Officials today rushed in to save “auspicious trees” planted at Government House after they showed signs of withering under salty water pumped from the nearby Prem Prachakorn Canal. The salt-loaded water phenomenon, which struck the capital two weeks ago, is blamed on contamination of seawater.

According to reporters at Government House, the affected victims include white cheesewood (lamduan), sweet osmanthus (hom muen li), and butterfly bush (rachawadee). The flora is believed to bring in fortunes.

Gardening experts from the Department of Agriculture were summoned to alleviate the plant’s agony. Some plants that are sensitive to salinity were sprinkled with specially-treated water rather than the usual canal or tap water.
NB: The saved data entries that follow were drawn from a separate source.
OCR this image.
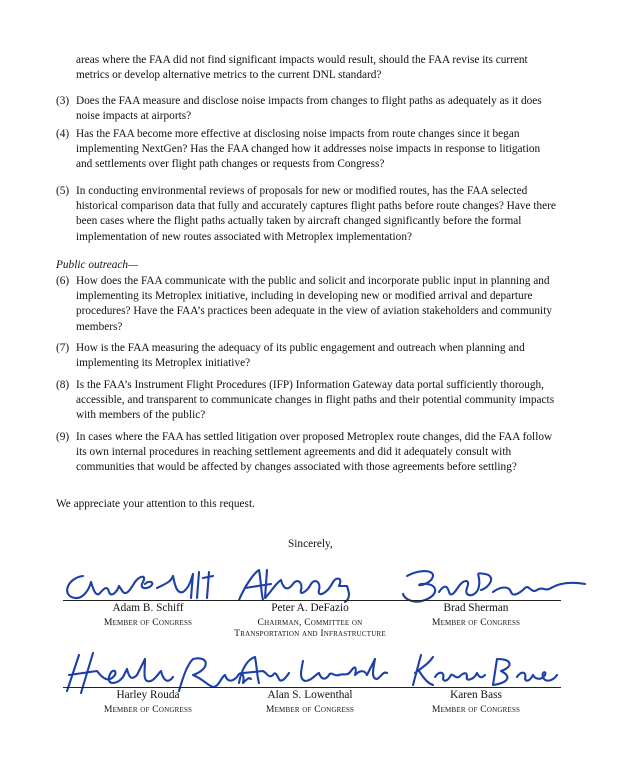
areas where the FAA did not find significant impacts would result, should the FAA revise its current metrics or develop alternative metrics to the current DNL standard?

(3) Does the FAA measure and disclose noise impacts from changes to flight paths as adequately as it does noise impacts at airports?
(4) Has the FAA become more effective at disclosing noise impacts from route changes since it began implementing NextGen? Has the FAA changed how it addresses noise impacts in response to litigation and settlements over flight path changes or requests from Congress?
(5) In conducting environmental reviews of proposals for new or modified routes, has the FAA selected historical comparison data that fully and accurately captures flight paths before route changes? Have there been cases where the flight paths actually taken by aircraft changed significantly before the formal implementation of new routes associated with Metroplex implementation?

Public outreach—

(6) How does the FAA communicate with the public and solicit and incorporate public input in planning and implementing its Metroplex initiative, including in developing new or modified arrival and departure procedures? Have the FAA’s practices been adequate in the view of aviation stakeholders and community members?
(7) How is the FAA measuring the adequacy of its public engagement and outreach when planning and implementing its Metroplex initiative?
(8) Is the FAA’s Instrument Flight Procedures (IFP) Information Gateway data portal sufficiently thorough, accessible, and transparent to communicate changes in flight paths and their potential community impacts with members of the public?
(9) In cases where the FAA has settled litigation over proposed Metroplex route changes, did the FAA follow its own internal procedures in reaching settlement agreements and did it adequately consult with communities that would be affected by changes associated with those agreements before settling?

We appreciate your attention to this request.

Sincerely,

Adam B. Schiff
Member of Congress
Peter A. DeFazio
Chairman, Committee on Transportation and Infrastructure
Brad Sherman
Member of Congress
Harley Rouda
Member of Congress
Alan S. Lowenthal
Member of Congress
Karen Bass
Member of Congress
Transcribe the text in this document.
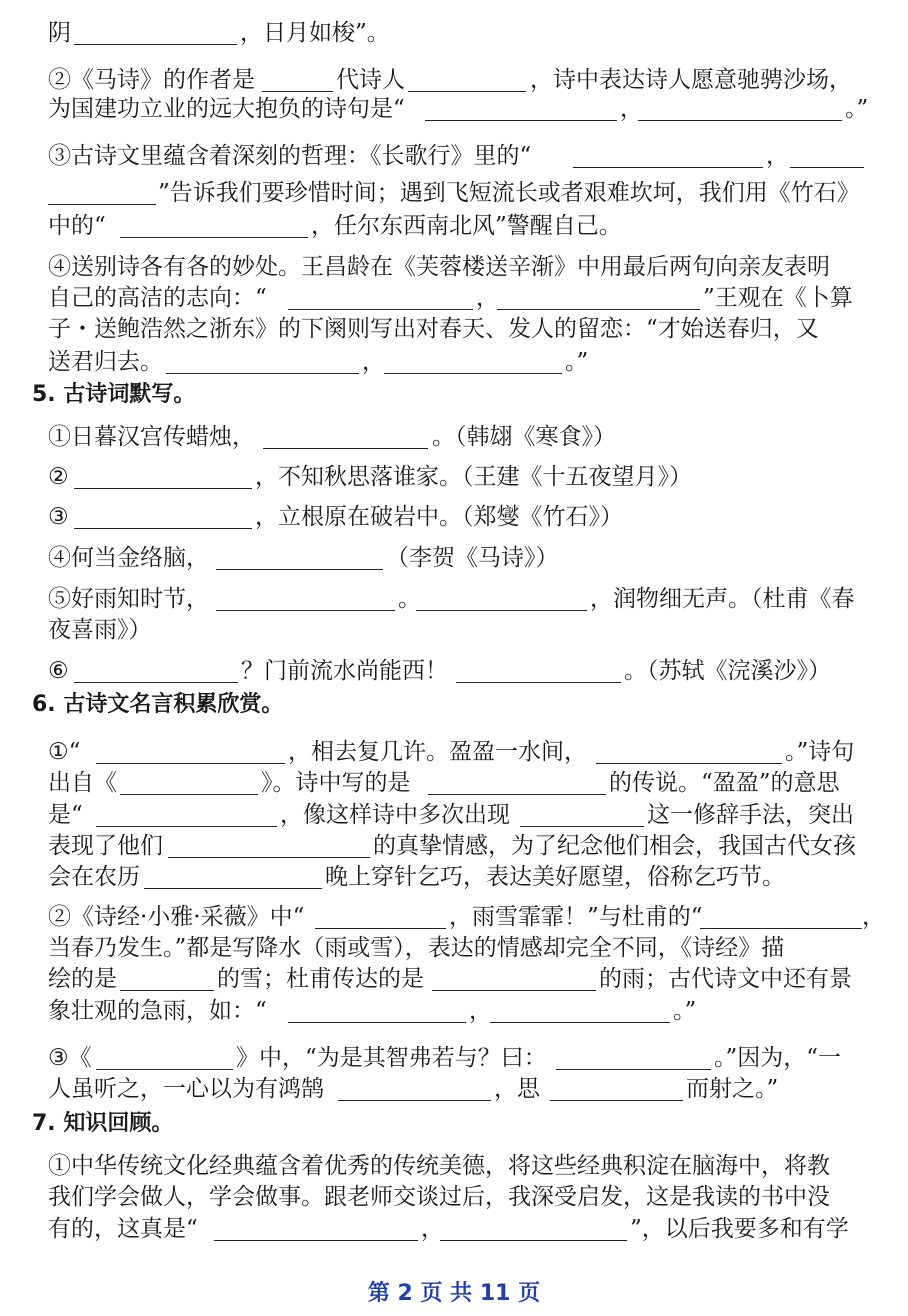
阴	，日月如梭”。
②《马诗》的作者是	代诗人	，诗中表达诗人愿意驰骋沙场，
为国建功立业的远大抱负的诗句是“	，	。”
③古诗文里蕴含着深刻的哲理：《长歌行》里的“	，
”告诉我们要珍惜时间；遇到飞短流长或者艰难坎坷，我们用《竹石》
中的“	，任尔东西南北风”警醒自己。
④送别诗各有各的妙处。王昌龄在《芙蓉楼送辛渐》中用最后两句向亲友表明
自己的高洁的志向：“	，	”王观在《卜算
子・送鲍浩然之浙东》的下阕则写出对春天、发人的留恋：“才始送春归，又
送君归去。	，	。”
5. 古诗词默写。
①日暮汉宫传蜡烛，	。（韩翃《寒食》）
②	，不知秋思落谁家。（王建《十五夜望月》）
③	，立根原在破岩中。（郑燮《竹石》）
④何当金络脑，	（李贺《马诗》）
⑤好雨知时节，	。	，润物细无声。（杜甫《春
夜喜雨》）
⑥	？门前流水尚能西！	。（苏轼《浣溪沙》）
6. 古诗文名言积累欣赏。
①“	，相去复几许。盈盈一水间，	。”诗句
出自《	》。诗中写的是	的传说。“盈盈”的意思
是“	，像这样诗中多次出现	这一修辞手法，突出
表现了他们	的真挚情感，为了纪念他们相会，我国古代女孩
会在农历	晚上穿针乞巧，表达美好愿望，俗称乞巧节。
②《诗经·小雅·采薇》中“	，雨雪霏霏！”与杜甫的“	，
当春乃发生。”都是写降水（雨或雪），表达的情感却完全不同，《诗经》描
绘的是	的雪；杜甫传达的是	的雨；古代诗文中还有景
象壮观的急雨，如：“	，	。”
③《	》中，“为是其智弗若与？曰：	。”因为，“一
人虽听之，一心以为有鸿鹄	，思	而射之。”
7. 知识回顾。
①中华传统文化经典蕴含着优秀的传统美德，将这些经典积淀在脑海中，将教
我们学会做人，学会做事。跟老师交谈过后，我深受启发，这是我读的书中没
有的，这真是“	，	”，以后我要多和有学
第 2 页 共 11 页
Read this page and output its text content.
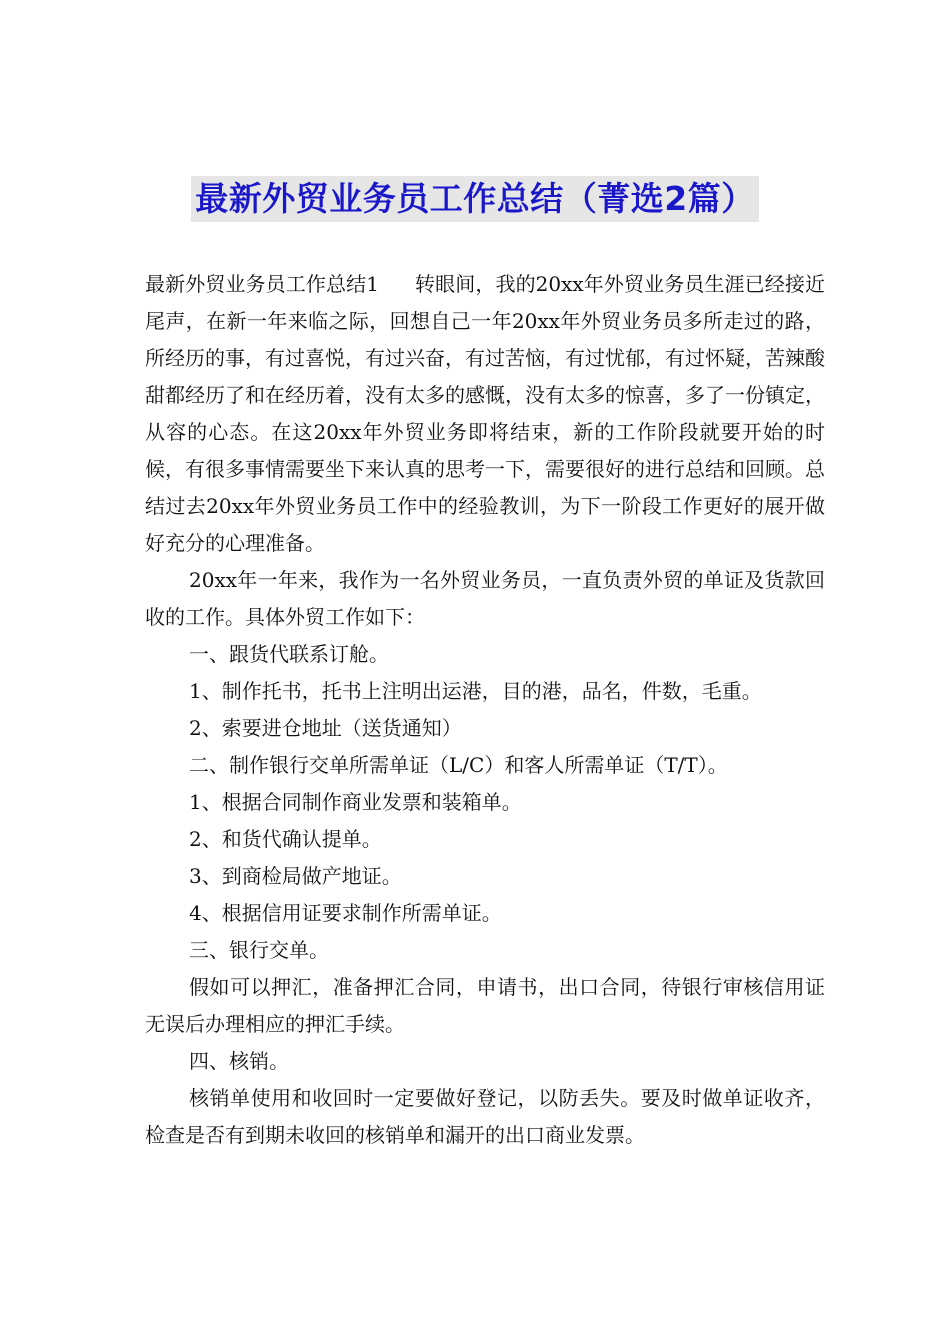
最新外贸业务员工作总结（菁选2篇）

最新外贸业务员工作总结1 转眼间，我的20xx年外贸业务员生涯已经接近尾声，在新一年来临之际，回想自己一年20xx年外贸业务员多所走过的路，所经历的事，有过喜悦，有过兴奋，有过苦恼，有过忧郁，有过怀疑，苦辣酸甜都经历了和在经历着，没有太多的感慨，没有太多的惊喜，多了一份镇定，从容的心态。在这20xx年外贸业务即将结束，新的工作阶段就要开始的时候，有很多事情需要坐下来认真的思考一下，需要很好的进行总结和回顾。总结过去20xx年外贸业务员工作中的经验教训，为下一阶段工作更好的展开做好充分的心理准备。

20xx年一年来，我作为一名外贸业务员，一直负责外贸的单证及货款回收的工作。具体外贸工作如下：

一、跟货代联系订舱。

1、制作托书，托书上注明出运港，目的港，品名，件数，毛重。

2、索要进仓地址（送货通知）

二、制作银行交单所需单证（L/C）和客人所需单证（T/T）。

1、根据合同制作商业发票和装箱单。

2、和货代确认提单。

3、到商检局做产地证。

4、根据信用证要求制作所需单证。

三、银行交单。

假如可以押汇，准备押汇合同，申请书，出口合同，待银行审核信用证无误后办理相应的押汇手续。

四、核销。

核销单使用和收回时一定要做好登记，以防丢失。要及时做单证收齐，检查是否有到期未收回的核销单和漏开的出口商业发票。
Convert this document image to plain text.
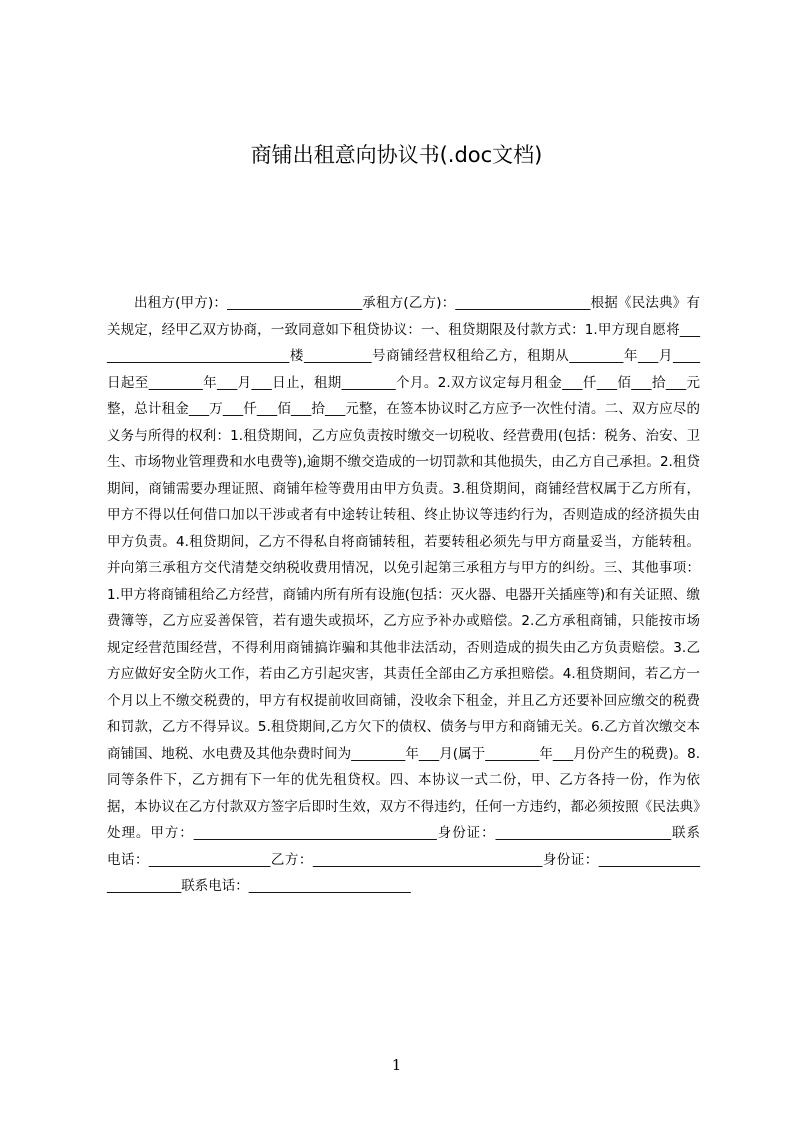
商铺出租意向协议书(.doc文档)

出租方(甲方)：____________________承租方(乙方)：____________________根据《民法典》有关规定，经甲乙双方协商，一致同意如下租贷协议：一、租贷期限及付款方式：1.甲方现自愿将______________________________楼__________号商铺经营权租给乙方，租期从________年___月____日起至________年___月___日止，租期________个月。2.双方议定每月租金___仟___佰___拾___元整，总计租金___万___仟___佰___拾___元整，在签本协议时乙方应予一次性付清。二、双方应尽的义务与所得的权利：1.租贷期间，乙方应负责按时缴交一切税收、经营费用(包括：税务、治安、卫生、市场物业管理费和水电费等),逾期不缴交造成的一切罚款和其他损失，由乙方自己承担。2.租贷期间，商铺需要办理证照、商铺年检等费用由甲方负责。3.租贷期间，商铺经营权属于乙方所有，甲方不得以任何借口加以干涉或者有中途转让转租、终止协议等违约行为，否则造成的经济损失由甲方负责。4.租贷期间，乙方不得私自将商铺转租，若要转租必须先与甲方商量妥当，方能转租。并向第三承租方交代清楚交纳税收费用情况，以免引起第三承租方与甲方的纠纷。三、其他事项：1.甲方将商铺租给乙方经营，商铺内所有所有设施(包括：灭火器、电器开关插座等)和有关证照、缴费簿等，乙方应妥善保管，若有遗失或损坏，乙方应予补办或赔偿。2.乙方承租商铺，只能按市场规定经营范围经营，不得利用商铺搞诈骗和其他非法活动，否则造成的损失由乙方负责赔偿。3.乙方应做好安全防火工作，若由乙方引起灾害，其责任全部由乙方承担赔偿。4.租贷期间，若乙方一个月以上不缴交税费的，甲方有权提前收回商铺，没收余下租金，并且乙方还要补回应缴交的税费和罚款，乙方不得异议。5.租贷期间,乙方欠下的债权、债务与甲方和商铺无关。6.乙方首次缴交本商铺国、地税、水电费及其他杂费时间为________年___月(属于________年___月份产生的税费)。8.同等条件下，乙方拥有下一年的优先租贷权。四、本协议一式二份，甲、乙方各持一份，作为依据，本协议在乙方付款双方签字后即时生效，双方不得违约，任何一方违约，都必须按照《民法典》处理。甲方：____________________________________身份证：__________________________联系电话：__________________乙方：__________________________________身份证：__________________________联系电话：________________________

1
Beyond Government House’s well trimmed garden, residents of the capital continue to put up with their brackish tap water. Officials said the phenomenon was caused by storm surges at sea, which allowed salty seawater to interfere with the fresh water supply. 

Readings from the Metropolitan Waterworks Authority measured salinity at 0.48 grams/litre on Friday afternoon, nearly twice as much from the standard salinity of 0.25 grams/litre.

Although the agency maintained that tap water is still safe for consumption, health officials warned that patients with kidney disease should take caution of their salt intake.

PM Prayuth Chan-ocha’s advice for the public to boil water before use was widely ridiculed and criticized as tonedeaf on social media, though the government said it’s also trying other measures to alleviate the crisis.

The plans include diverting water down the Chao Phraya River in order to push salty water back to sea.